World’s largest nuclear fusion project begins assembly in France
The world’s largest nuclear fusion project began its five-year assembly
phase on Tuesday in southern France, with the first ultra-hot plasma expected
to be generated in late 2025.
The €20bn (£18.2bn) Iter project will replicate the reactions that power
the sun and is intended to demonstrate fusion power can be generated on a
commercial scale. Nuclear fusion promises clean, unlimited power but, despite
60 years of research, it has yet to overcome the technical challenges of
harnessing such extreme amounts of energy.
Millions of components will be used to assemble the giant reactor, which
will weigh 23,000 tonnes and the project is the most complex engineering
endeavour in history. Almost 3,000 tonnes of superconducting magnets, some
heavier than a jumbo jet, will be connected by 200km of superconducting cables,
all kept at -269C by the world’s largest cryogenic plant.

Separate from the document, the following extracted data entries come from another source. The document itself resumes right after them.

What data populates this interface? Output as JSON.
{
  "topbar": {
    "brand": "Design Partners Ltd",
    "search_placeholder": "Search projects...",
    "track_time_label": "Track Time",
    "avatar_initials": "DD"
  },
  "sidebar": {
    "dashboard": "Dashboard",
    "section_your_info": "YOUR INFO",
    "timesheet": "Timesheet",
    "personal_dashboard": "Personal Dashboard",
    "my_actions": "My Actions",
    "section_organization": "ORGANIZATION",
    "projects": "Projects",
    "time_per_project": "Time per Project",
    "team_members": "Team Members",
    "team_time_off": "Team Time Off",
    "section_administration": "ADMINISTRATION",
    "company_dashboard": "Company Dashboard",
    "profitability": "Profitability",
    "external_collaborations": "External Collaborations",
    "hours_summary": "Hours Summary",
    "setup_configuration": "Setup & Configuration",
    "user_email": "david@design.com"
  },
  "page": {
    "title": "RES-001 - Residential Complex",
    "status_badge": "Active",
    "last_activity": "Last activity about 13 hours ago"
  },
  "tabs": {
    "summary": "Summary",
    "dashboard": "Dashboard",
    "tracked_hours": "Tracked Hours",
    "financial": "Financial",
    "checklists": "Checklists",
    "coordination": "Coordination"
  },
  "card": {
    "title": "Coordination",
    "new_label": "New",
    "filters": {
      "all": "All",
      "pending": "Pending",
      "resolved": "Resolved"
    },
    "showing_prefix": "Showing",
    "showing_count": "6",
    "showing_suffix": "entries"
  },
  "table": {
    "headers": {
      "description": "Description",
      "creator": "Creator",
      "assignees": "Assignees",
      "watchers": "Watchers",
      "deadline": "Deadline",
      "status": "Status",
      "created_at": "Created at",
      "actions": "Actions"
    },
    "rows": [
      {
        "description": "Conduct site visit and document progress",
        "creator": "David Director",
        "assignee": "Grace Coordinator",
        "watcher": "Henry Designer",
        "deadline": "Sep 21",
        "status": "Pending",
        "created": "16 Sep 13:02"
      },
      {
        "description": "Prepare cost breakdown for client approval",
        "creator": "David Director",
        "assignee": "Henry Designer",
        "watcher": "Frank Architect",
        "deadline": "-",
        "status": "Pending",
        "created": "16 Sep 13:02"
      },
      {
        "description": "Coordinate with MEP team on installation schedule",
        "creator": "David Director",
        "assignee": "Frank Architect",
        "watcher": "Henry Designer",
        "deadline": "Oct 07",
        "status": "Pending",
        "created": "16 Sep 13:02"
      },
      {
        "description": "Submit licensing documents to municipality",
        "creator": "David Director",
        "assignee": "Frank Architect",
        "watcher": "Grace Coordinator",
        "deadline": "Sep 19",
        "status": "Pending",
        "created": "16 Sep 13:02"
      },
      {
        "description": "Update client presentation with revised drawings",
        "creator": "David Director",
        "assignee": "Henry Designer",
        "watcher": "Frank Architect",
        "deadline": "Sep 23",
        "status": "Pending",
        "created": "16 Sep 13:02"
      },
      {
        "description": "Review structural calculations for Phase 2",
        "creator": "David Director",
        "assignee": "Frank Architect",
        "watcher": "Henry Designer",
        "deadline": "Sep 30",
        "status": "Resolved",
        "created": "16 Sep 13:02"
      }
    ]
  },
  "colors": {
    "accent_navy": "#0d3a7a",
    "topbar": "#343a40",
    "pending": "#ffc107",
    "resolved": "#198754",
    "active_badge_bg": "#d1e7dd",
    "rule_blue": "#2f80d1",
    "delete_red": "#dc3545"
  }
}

The French president, Emmanuel Macron, launched the assembly phase,
alongside senior figures from Iter members, the EU, UK, China, India, Japan,
Korea, Russia and the US. Shinzo Abe, the Japanese prime minister, said: “I
believe disruptive innovation will play a key role in addressing global issues
including climate change and realising a sustainable carbon-free society.”
“Enabling the exclusive use of clean energy will be a miracle for our
planet,” said Bernard Bigot, Iter director-general. He said fusion, alongside
renewable energy, would allow transport, buildings and industry to run on
electricity.
But Bigot said: “Constructing the machine piece-by-piece will be like
assembling a three-dimensional puzzle on an intricate timeline [and] with the
precision of a Swiss watch.” The Iter project was conceived in 1985 but has
suffered delays.
Nuclear fusion releases vast amounts of energy when heavy hydrogen atoms
fuse together, but this requires a temperature of 150m C, 10 times hotter than
the core of the sun. The hydrogen fuel is obtained from seawater and just a few
grammes is needed but huge magnets are needed to contain the plasma in
doughnut-shaped vacuum chamber known as a tokamak.
Like conventional nuclear fission reactors, the process itself does not
produce climate-warming carbon dioxide but fusion reactors cannot meltdown and
produce much less radioactive waste.
The Iter project will be the first to achieve a “burning” or
self-heating plasma and is expected to generate 10 times more heat than is put
in, far more than any previous attempt. It will also use a significant amount
of electrical energy when it is running, to power the magnets and scientific instruments,
But it is intended to be a proof-of-concept of large-scale fusion, not a design
for a future commercial reactor.
Among the components being assembled is the 30-metre-diameter cryostat,
manufactured by India, which surrounds the reactor and keeps it at the
extremely low temperature required. One of the electromagnets, called the
central solenoid and built by the US, will have the magnetic power to lift an
aircraft carrier.
There are numerous private-sector companies pursuing nuclear fusion via
much smaller devices, including Tokamak Energy, based in the UK and which has
raised £117m in investment. Its executive vice-chairman, David Kingham, said:
“We welcome the progress at Iter which we see as a great scientific project and
a major endorsement of tokamak devices.”
“But we are convinced that faster progress is possible, driven by the
need for more carbon-free energy and enabled by private investment, modular
designs, new materials and advanced technologies,” he said. Iter engineers said
their giant project is the size that proven technologies can deliver.
Other nuclear fusion companies include Tri Alpha Energy, which harnesses
particle accelerator technology and is working with Google, General Fusion,
which uses a vortex of molten lead and lithium to contain the plasma and is
backed by Amazon’s Jeff Bezos and First Light Fusion.